As doses são expressas como disopiramida base. Via oral. Adultos: 100 a 150 mg cada 6 horas (totalizando 400 a 800 mg/dia). Crianças menores de 1 ano: 10 a 30 mg/kg/dia; crianças de 1 a 4 anos: 10 a 20 mg/kg/dia; crianças de 4 a 12 anos: 10 a 15 mg/kg/dia; crianças de 12 a 18 anos: 6 a 15 mg/kg/dia. Ocasionalmente pode-se empregar por via IV lenta em doses de 2 mg/kg até um máximo de 150 mg/dia e sem exceder 30 mg por minuto de perfusão. Se a arritmia não reverter ou persistir utilizam-se 4 mg/kg e um máximo de 300 mg.

Superdosagem

Observam-se problemas eletrocardiográficos, bloqueios auriculoventriculares de grau variável, coma profundo com midríase bilateral, hipotensão, parada cardíaca. O tratamento sintomático da superdose deve ser realizado em unidades de cuidado intensivo. Podem ser administrados anticolinérgicos.

Reações adversas

Por seus efeitos anticolinérgicos pode provocar secura bucal, visão turva, constipação e retenção urinária. Náuseas, vômitos, diarreia, dor de estômago, hipotensão profunda, bloqueio cardíaco, hipoglicemia. Pode provocar insuficiência cardíaca em pacientes descompensados.

Precauções

Deve ser ingerida com o estômago vazio, uma hora antes ou duas horas depois de ingerir alimentos.

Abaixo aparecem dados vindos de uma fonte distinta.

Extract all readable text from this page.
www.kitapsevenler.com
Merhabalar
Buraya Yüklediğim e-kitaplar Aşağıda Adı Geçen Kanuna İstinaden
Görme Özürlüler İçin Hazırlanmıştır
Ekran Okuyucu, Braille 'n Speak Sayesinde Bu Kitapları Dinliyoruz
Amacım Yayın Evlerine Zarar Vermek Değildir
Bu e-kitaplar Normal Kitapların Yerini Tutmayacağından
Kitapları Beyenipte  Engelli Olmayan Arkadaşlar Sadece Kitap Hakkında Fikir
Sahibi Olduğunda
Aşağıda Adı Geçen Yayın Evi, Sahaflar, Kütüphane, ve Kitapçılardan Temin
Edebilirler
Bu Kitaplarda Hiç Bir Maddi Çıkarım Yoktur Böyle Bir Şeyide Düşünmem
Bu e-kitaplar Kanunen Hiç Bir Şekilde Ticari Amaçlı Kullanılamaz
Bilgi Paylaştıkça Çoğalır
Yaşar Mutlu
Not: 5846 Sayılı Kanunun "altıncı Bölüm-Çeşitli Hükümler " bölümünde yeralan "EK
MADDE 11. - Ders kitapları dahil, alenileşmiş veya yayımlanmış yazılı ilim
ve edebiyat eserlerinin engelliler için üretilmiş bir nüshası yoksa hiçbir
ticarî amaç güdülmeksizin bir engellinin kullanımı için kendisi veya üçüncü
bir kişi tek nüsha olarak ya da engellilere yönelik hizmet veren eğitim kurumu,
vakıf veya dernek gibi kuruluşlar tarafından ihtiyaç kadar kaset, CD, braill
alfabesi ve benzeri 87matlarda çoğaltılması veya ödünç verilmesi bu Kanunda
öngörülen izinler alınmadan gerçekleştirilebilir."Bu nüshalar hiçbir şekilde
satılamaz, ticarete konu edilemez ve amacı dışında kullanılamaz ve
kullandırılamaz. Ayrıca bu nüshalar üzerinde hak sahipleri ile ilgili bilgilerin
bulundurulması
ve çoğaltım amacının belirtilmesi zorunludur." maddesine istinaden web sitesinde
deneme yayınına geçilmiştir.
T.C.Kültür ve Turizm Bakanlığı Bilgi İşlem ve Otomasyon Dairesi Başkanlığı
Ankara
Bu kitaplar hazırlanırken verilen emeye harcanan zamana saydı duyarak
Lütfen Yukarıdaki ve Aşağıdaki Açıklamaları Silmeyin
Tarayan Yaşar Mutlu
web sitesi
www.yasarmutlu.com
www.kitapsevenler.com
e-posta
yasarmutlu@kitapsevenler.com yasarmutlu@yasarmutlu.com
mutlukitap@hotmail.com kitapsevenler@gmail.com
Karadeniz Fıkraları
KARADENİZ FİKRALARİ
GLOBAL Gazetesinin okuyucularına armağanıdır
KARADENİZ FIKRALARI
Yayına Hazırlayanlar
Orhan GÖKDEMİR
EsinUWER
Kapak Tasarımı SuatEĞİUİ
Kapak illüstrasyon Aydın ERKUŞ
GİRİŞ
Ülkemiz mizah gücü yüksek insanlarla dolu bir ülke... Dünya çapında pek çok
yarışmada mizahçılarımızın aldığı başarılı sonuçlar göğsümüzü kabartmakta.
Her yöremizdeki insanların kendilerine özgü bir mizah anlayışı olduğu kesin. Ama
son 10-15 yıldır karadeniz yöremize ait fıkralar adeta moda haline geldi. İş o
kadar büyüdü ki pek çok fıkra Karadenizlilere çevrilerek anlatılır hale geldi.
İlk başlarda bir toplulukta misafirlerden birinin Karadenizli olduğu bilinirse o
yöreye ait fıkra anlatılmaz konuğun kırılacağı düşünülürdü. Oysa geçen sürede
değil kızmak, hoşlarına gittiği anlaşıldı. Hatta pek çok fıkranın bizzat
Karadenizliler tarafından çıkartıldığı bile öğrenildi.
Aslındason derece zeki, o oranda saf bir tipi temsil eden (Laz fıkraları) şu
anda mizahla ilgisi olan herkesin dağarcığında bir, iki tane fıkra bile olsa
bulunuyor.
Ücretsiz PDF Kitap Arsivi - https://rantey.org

Administrar com precaução em pacientes com antecedentes de insuficiência cardíaca. Suas doses devem ser reduzidas em pacientes com função renal afetada. Se durante a administração de disopiramida aparecer um bloqueio auriculoventricular ou de rama bilateral, deve-se suspender a administração do fármaco. Por não existirem provas conclusivas, recomenda-se não administrar em gestantes a menos que o benefício para a mãe supere o risco potencial para o feto. O aleitamento deve ser suspenso se a mãe receber o medicamento.

Interações

Antimuscarínicos: potencialização de efeitos. Potencializa efeitos hipoglicêmicos e hipoglicemiantes orais. Álcool: potencializa efeitos hipoglicemiantes e hipotensores. Antiarrítmicos: prolongamento excessivo da velocidade de condução cardíaca e diminuição do débito cardíaco. Indutores de enzimas hepáticas: aumentam a eliminação de disopiramida. Pimozida: pode potencializar as arritmias. Administrar com precaução em pacientes que recebem neurolépticos (tioridazina) ou ganglioplégicos (bretílio).

Contraindicações

Hipersensibilidade à disopiramida. Bloqueio auriculoventricular de 2º e 3º graus (pacientes sem marca-passo). Choque cardiogênico. Prolongamento congênito do intervalo QT. Administrar com precaução em pacientes com adenoma prostático e glaucoma.